Sneh Rana would never know why she was not part of the Indian women’s cricket team for its tour of Sri Lanka last month. Her name was missing from the squad announced by the five-member national selection committee, led by Neetu David.
The selection committee, since taking charge a couple of years ago, has never appeared for a press conference. When asked about her absence, the team’s head coach Ramesh Powar said: “Sneh has been rested for this series, and she is in the NCA, working on her fitness. Moving forward, the FTP that we have, there are about 20-25 T20 games, so we want our players fresh for all the series.”
The explanation, however, just raised more questions about why a key player was rested when the team had not played any international cricket since March.
Even Rana was “surprised” to see her name missing. The spinner, along with Pooja Vastrakar, played a key role lower down the order in the World Cup earlier this year, and she was hoping to get more game time ahead of the Commonwealth Games. Rana went back to the basics and started training in Dehradun before moving to the NCA.
The selectors included Rana for the Commonwealth Games. And at the Edgbaston on Sunday, the seasoned campaigner stamped her class with figures of two for 15 as India restricted arch-rival Pakistan to a meagre 99 and eventually chased down the total with 38 balls to spare in a crucial Commonwealth Games fixture. She removed Pakistan captain Bismah Maroof and Muneeba Ali in a span of three deliveries.
After missing the first match against Australia, it was a challenge for Rana to get her rhythm back. “The best thing about her is that she is always cool-headed, and even in difficult situations, she makes it a point to go back to basics and come back stronger,” Narinder Shah, who has been her coach for a long time, tells Sportstar.
Shah and her spouse Kiran, who runs the Little Masters Cricket Academy in Dehradun, met Rana when she was nine. Hailing from the village of Sinaula on the outskirts of Dehradun, Rana’s father, Bhagwan Singh Rana, was a farmer, but he wanted her daughter to pursue her dreams of playing for the country. So, when Kiran and Narinder organised a match in her village, Rana featured in the game and impressed with her off-breaks. A few days later, she travelled to Dehradun to train at the academy run by Shah.
“Her father used to cycle about 10 kms daily to drop her at the academy. We were amazed to see her performance in the local match and decided to include her in our academy, and over the years, she has emerged as a genuine talent,” Narinder says.
Back then, Uttarakhand did not have a domestic team, and the coaches wanted her to play for Punjab. She shifted base to Amritsar in 2009-10 and started training under Madhu Arora and Monika Sharma at the Gandhi ground. “When we saw her and a few others, we were very impressed. They got enrolled in DAV Women’s College here and continued training. Soon she broke into the Punjab team,” Arora, a former assistant coach of the Punjab senior team, says.

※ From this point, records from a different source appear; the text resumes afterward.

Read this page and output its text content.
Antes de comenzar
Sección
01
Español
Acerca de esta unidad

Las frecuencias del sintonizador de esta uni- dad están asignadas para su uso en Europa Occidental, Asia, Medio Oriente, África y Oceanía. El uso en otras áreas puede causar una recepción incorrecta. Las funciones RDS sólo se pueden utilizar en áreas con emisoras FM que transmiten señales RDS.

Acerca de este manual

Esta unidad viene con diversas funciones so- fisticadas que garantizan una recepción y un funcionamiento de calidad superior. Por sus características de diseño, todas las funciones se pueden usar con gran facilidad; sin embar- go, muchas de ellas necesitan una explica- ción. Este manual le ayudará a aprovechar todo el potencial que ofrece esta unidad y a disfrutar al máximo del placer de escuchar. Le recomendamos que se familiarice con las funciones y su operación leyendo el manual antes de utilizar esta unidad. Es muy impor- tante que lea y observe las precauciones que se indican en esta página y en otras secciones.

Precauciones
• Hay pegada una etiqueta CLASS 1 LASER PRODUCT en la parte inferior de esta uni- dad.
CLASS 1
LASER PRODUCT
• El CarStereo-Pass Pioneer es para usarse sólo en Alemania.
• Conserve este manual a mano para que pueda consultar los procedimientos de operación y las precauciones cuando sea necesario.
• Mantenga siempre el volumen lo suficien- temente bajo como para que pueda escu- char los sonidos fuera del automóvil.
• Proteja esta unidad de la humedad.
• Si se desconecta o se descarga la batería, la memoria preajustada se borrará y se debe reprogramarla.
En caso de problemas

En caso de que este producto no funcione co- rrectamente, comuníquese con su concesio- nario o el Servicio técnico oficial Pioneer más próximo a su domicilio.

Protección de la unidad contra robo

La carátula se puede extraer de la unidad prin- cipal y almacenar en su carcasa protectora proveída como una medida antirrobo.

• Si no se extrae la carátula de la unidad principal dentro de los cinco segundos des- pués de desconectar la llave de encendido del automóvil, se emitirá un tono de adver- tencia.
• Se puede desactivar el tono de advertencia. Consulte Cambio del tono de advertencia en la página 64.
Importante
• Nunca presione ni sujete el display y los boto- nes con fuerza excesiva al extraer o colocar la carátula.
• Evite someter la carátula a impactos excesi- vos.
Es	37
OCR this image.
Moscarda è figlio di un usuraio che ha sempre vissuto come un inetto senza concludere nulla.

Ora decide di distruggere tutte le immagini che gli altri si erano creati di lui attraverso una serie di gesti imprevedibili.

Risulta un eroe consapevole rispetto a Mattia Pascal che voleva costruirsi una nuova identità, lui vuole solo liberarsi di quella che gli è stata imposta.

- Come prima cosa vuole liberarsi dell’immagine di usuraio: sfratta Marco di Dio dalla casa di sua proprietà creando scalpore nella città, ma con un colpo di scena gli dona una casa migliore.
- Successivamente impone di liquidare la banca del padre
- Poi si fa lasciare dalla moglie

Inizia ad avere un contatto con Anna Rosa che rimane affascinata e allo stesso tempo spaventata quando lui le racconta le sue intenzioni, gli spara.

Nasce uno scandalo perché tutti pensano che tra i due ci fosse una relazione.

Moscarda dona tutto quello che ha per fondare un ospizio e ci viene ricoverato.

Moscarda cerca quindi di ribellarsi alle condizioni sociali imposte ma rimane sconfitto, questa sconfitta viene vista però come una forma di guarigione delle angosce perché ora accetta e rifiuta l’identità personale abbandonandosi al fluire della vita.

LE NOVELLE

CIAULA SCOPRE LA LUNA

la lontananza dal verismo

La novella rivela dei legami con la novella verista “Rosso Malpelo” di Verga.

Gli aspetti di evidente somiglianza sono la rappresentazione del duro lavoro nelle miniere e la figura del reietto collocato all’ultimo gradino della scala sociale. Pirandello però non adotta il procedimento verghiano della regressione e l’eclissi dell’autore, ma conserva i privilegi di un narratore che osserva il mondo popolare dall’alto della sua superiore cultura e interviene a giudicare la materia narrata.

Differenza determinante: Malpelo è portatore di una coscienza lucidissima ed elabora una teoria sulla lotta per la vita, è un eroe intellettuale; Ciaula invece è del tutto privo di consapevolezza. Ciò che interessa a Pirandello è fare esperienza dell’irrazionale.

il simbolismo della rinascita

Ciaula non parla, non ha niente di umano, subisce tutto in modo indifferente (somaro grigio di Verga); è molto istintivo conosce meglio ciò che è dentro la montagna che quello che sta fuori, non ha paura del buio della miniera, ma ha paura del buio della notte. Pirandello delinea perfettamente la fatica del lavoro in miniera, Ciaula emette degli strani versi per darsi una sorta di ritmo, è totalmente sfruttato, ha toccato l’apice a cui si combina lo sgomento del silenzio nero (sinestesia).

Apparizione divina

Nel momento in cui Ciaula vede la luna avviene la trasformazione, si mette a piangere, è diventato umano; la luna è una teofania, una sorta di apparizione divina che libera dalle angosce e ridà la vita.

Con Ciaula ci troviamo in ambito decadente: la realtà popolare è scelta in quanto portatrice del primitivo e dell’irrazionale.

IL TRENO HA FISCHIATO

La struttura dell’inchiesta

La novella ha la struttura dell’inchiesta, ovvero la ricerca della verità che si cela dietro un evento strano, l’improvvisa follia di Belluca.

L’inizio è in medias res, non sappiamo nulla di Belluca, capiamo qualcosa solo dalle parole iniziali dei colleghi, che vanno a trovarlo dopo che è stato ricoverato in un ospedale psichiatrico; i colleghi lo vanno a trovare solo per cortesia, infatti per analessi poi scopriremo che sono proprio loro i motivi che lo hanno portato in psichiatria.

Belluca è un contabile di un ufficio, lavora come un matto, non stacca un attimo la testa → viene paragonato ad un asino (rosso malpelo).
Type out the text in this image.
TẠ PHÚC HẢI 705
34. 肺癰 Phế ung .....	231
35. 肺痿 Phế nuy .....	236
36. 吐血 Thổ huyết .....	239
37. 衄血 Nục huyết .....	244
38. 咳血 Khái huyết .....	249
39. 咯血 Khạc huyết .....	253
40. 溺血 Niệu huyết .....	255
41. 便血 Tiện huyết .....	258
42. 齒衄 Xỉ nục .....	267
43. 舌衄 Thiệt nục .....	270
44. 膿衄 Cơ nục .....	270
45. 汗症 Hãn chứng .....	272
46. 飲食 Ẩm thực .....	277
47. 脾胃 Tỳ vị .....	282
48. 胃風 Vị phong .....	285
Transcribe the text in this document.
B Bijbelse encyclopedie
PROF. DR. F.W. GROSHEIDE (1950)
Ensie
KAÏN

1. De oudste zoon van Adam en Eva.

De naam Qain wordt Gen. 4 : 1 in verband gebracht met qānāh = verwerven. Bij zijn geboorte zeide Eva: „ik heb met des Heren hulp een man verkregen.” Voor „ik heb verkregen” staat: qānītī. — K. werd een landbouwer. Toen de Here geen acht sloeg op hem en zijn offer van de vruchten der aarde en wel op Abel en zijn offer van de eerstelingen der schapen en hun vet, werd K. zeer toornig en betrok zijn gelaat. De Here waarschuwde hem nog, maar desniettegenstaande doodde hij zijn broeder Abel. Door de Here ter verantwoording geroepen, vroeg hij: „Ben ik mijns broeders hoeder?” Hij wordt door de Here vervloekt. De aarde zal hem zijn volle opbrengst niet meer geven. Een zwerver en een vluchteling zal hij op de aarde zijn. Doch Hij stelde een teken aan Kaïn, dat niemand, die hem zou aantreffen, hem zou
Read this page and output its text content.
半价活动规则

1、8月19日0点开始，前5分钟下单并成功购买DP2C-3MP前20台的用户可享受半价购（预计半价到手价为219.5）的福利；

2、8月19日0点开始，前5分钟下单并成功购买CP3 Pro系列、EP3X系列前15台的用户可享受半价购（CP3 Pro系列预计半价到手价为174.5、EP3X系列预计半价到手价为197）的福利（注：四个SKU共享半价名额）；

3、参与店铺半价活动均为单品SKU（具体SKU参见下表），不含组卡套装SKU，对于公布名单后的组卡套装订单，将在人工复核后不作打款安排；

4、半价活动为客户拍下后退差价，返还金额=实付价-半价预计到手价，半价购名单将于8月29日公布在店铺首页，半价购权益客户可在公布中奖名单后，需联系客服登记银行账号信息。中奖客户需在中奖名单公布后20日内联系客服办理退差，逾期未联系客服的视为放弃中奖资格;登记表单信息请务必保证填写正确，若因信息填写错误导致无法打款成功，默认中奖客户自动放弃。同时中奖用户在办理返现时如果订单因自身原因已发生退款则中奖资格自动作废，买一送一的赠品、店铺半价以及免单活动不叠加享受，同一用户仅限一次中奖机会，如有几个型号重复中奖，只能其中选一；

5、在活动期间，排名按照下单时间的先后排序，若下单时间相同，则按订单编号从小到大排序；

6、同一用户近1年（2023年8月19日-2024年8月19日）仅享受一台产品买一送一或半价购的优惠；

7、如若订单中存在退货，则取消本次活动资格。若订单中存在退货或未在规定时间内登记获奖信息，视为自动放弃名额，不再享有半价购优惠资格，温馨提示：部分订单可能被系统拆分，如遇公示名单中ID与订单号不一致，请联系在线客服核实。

“She was hard working from the beginning and fared well for Punjab in domestic tournaments, and even in tough times, she did not lose hope, and her aim was to play for India, and she did everything to fulfil her dreams,” Arora says. Rana later moved to Railways in 2014 and made her India debut.
However, a string of unimpressive performances and a nagging knee injury saw her lose her place in the national setup.
“But she never lost hope. During training, she would go the extra mile to make a comeback. We would often share her stories of Chamari Athapaththu and how she overcame the odds and went on to become a legend for Sri Lanka. She listened to those stories and worked even harder,” Narinder reminisces.
Last year, Rana’s long wait finally ended as she made a comeback in the Indian team with an unbeaten 80 and four wickets against England in the Test match in Bristol. She followed that with a series of consistent performances, and it was her all-round heroics that helped the team India defeat Pakistan and West Indies at the World Cup earlier this year. She bagged 10 wickets and was one of the highest wicket-takers for the team.
She also captained Railways in the domestic season and featured for Velocity in the women’s T20 Challenge in Pune in May. But thereafter, there was no cricket for her as the selectors thought it was important to “rest” her. “She would speak over the phone from NCA and update me about her training sessions. We just focused on little things and wanted her to rejuvenate and take the field with a more sorted approach,” Narinder says.
In Birmingham, Rana – fresh, rejuvenated – made her presence felt in the important win over Pakistan.